TERNATE – Rencana Pemerintah kota Ternate untuk mengajukan revisi Perda kekayaan daerah, ditunggu DPRD. Jika usulan itu disampaikan, maka akan dibahas yang nantinya diakomodir dalam Propemperda tambahan atau dilanjutkan pembahasannya. Namun masih dilihat urgensi dari revisi perda yang bakal disampaikan Pemkot Ternate itu.
Ketua Bapemperda DPRD Kota Ternate Junaidi Bahrudin mengatakan, dari Bapemperda menunggu Pemkot untuk mengajukan Ranperda itu yang nantinya di lihat urgensinya.“ Nanti kita akan lihat urgensi dan substansi rancangan perda itu,” katanya, Selasa (22/09/20).
Menurutnya, setelah itu baru dilakukan rapat antara Bapemperda dan Bagian Hukum untuk diputuskan, apakah dilanjutkan sebagai Propemperda tambahan atau tidak.“ Jadi pemerintah mengusulkan dulu baru kita setujui untuk ditambahkan sebagai Propemperda tambahan,” ucap dia.
Dikatakannya, pada tahun ini jumlah propemperda sebanyak 20 Ranperda, yang itu juga masih dalam tahap penyiapan rancangan draftnya oleh pemerintah.“ Judulnya sudah diajukan secara kolektif, dan ada beberapa Ranperda yang draftnya sudah siap, bagi pemerintah masih menunggu kesiapan lain untuk diajukan bersamaan.
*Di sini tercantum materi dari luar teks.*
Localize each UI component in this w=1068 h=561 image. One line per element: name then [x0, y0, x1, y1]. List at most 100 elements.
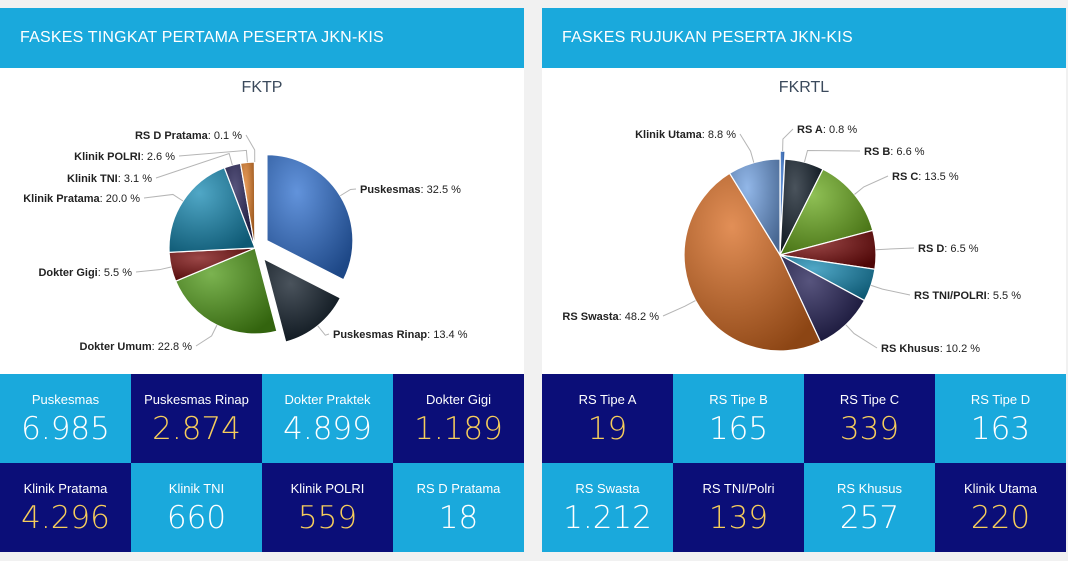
slice-percent: : 3.1 %	[118, 173, 152, 185]
slice-name: Klinik Utama	[635, 129, 703, 141]
slice-name: Klinik TNI	[67, 173, 118, 185]
label-connector	[782, 128, 794, 152]
stat-tile-klinik-pratama: Klinik Pratama 4.296	[0, 463, 131, 552]
stat-label: RS D Pratama	[416, 481, 501, 496]
slice-name: RS TNI/POLRI	[914, 290, 987, 302]
stat-value: 4.899	[283, 411, 372, 447]
label-connector	[739, 133, 755, 163]
pie-label-rs-d-pratama: RS D Pratama: 0.1 %	[135, 130, 242, 142]
slice-percent: : 0.8 %	[823, 124, 857, 136]
panel-header: FASKES TINGKAT PERTAMA PESERTA JKN-KIS	[0, 8, 524, 68]
stat-tile-rs-tipe-c: RS Tipe C 339	[804, 374, 935, 463]
chart-title: FKTP	[241, 79, 283, 96]
slice-name: RS Khusus	[881, 343, 940, 355]
stat-label: RS TNI/Polri	[702, 481, 775, 496]
label-connector	[195, 324, 218, 347]
stat-value: 19	[587, 411, 628, 447]
slice-name: Dokter Gigi	[38, 267, 97, 279]
stat-value: 1.212	[563, 500, 652, 536]
slice-name: RS B	[864, 146, 890, 158]
slice-name: RS D	[918, 243, 944, 255]
slice-percent: : 2.6 %	[141, 151, 175, 163]
pie-slice-puskesmas[interactable]	[266, 154, 354, 281]
slice-percent: : 13.5 %	[918, 171, 959, 183]
stat-label: RS Tipe A	[578, 392, 637, 407]
stat-label: Puskesmas	[31, 392, 100, 407]
slice-name: RS C	[892, 171, 918, 183]
stat-label: RS Khusus	[836, 481, 903, 496]
stat-value: 660	[166, 500, 227, 536]
pie-label-rs-a: RS A: 0.8 %	[797, 124, 857, 136]
pie-slice-rs-swasta[interactable]	[683, 172, 822, 352]
fktp-panel: FASKES TINGKAT PERTAMA PESERTA JKN-KIS F…	[0, 8, 524, 552]
label-connector	[662, 300, 696, 317]
stat-value: 339	[839, 411, 900, 447]
label-connector	[875, 247, 915, 251]
stat-tile-puskesmas: Puskesmas 6.985	[0, 374, 131, 463]
stat-tile-rs-d-pratama: RS D Pratama 18	[393, 463, 524, 552]
stat-tile-klinik-tni: Klinik TNI 660	[131, 463, 262, 552]
slice-percent: : 22.8 %	[152, 341, 193, 353]
stat-tile-rs-tipe-d: RS Tipe D 163	[935, 374, 1066, 463]
stat-value: 257	[839, 500, 900, 536]
label-connector	[845, 324, 878, 349]
pie-label-rs-d: RS D: 6.5 %	[918, 243, 979, 255]
fkrtl-stats-grid: RS Tipe A 19 RS Tipe B 165 RS Tipe C 339 RS Ti…	[542, 374, 1066, 552]
pie-slice-rs-d-pratama[interactable]	[253, 161, 256, 249]
stat-label: Klinik Utama	[964, 481, 1037, 496]
label-connector	[155, 152, 233, 179]
slice-percent: : 10.2 %	[940, 343, 981, 355]
pie-slice-dokter-umum[interactable]	[174, 247, 278, 335]
pie-label-puskesmas: Puskesmas: 32.5 %	[360, 184, 461, 196]
stat-value: 139	[708, 500, 769, 536]
fktp-pie-chart: Puskesmas: 32.5 % Puskesmas Rinap: 13.4 %…	[23, 130, 468, 353]
slice-percent: : 8.8 %	[702, 129, 736, 141]
stat-tile-rs-tipe-b: RS Tipe B 165	[673, 374, 804, 463]
stat-tile-klinik-utama: Klinik Utama 220	[935, 463, 1066, 552]
stat-tile-puskesmas-rinap: Puskesmas Rinap 2.874	[131, 374, 262, 463]
slice-percent: : 32.5 %	[421, 184, 462, 196]
pie-label-rs-c: RS C: 13.5 %	[892, 171, 959, 183]
stat-value: 18	[438, 500, 479, 536]
pie-slice-klinik-utama[interactable]	[728, 158, 781, 258]
label-connector	[143, 193, 184, 202]
stat-value: 163	[970, 411, 1031, 447]
pie-label-dokter-umum: Dokter Umum: 22.8 %	[80, 341, 193, 353]
stat-label: Puskesmas Rinap	[144, 392, 249, 407]
label-connector	[340, 188, 357, 197]
fkrtl-panel: FASKES RUJUKAN PESERTA JKN-KIS FKRTL RS …	[542, 8, 1066, 552]
pie-label-puskesmas-rinap: Puskesmas Rinap: 13.4 %	[333, 329, 468, 341]
stat-tile-rs-tni-polri: RS TNI/Polri 139	[673, 463, 804, 552]
slice-percent: : 0.1 %	[208, 130, 242, 142]
slice-name: RS Swasta	[562, 311, 619, 323]
slice-percent: : 6.6 %	[890, 146, 924, 158]
stat-label: Dokter Praktek	[284, 392, 371, 407]
pie-label-rs-swasta: RS Swasta: 48.2 %	[562, 311, 659, 323]
stat-value: 165	[708, 411, 769, 447]
fkrtl-pie-chart: RS A: 0.8 %RS B: 6.6 %RS C: 13.5 %RS D: …	[562, 124, 1021, 355]
slice-name: Puskesmas	[360, 184, 421, 196]
pie-label-klinik-pratama: Klinik Pratama: 20.0 %	[23, 193, 140, 205]
slice-percent: : 20.0 %	[100, 193, 141, 205]
slice-name: RS D Pratama	[135, 130, 209, 142]
stat-label: Klinik TNI	[168, 481, 225, 496]
stat-value: 1.189	[414, 411, 503, 447]
slice-name: Klinik Pratama	[23, 193, 100, 205]
label-connector	[135, 266, 172, 273]
stat-tile-dokter-gigi: Dokter Gigi 1.189	[393, 374, 524, 463]
pie-label-dokter-gigi: Dokter Gigi: 5.5 %	[38, 267, 132, 279]
slice-percent: : 13.4 %	[427, 329, 468, 341]
stat-tile-rs-swasta: RS Swasta 1.212	[542, 463, 673, 552]
stat-value: 4.296	[21, 500, 110, 536]
slice-name: Dokter Umum	[80, 341, 152, 353]
pie-slice-klinik-pratama[interactable]	[168, 166, 256, 253]
stat-tile-dokter-praktek: Dokter Praktek 4.899	[262, 374, 393, 463]
label-connector	[178, 149, 248, 163]
stat-label: Klinik Pratama	[23, 481, 108, 496]
stat-label: RS Tipe B	[709, 392, 768, 407]
stat-label: RS Swasta	[575, 481, 640, 496]
stat-label: RS Tipe C	[839, 392, 900, 407]
pie-label-klinik-polri: Klinik POLRI: 2.6 %	[74, 151, 175, 163]
stat-value: 6.985	[21, 411, 110, 447]
slice-name: RS A	[797, 124, 823, 136]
Tapi kami sarankan yang sudah siap diajukan duluan karena ini dalam kondisi covid,” ungkap dia.
Sementara untuk revisi Ranperda kekayaan daerah, kata dia, pihaknya tinggal menunggu pengajuan dari Pemkot Ternate kemudian dilakukan pembahasan internal untuk melihat substansi dan urgensinya.
“Apakah itu menggentjot PAD dari sumber pengelolaan kekayaan daerah yang selama ini belum bisa dioptimalkan oleh pemerintah atau seperti apa, kalau memang urgent maka Bapemperda tentunya akan memberikan support Ranperda ini untuk masukkan dalam Propemperda untuk selanjutnya dibahas,” tegas dia.(cim)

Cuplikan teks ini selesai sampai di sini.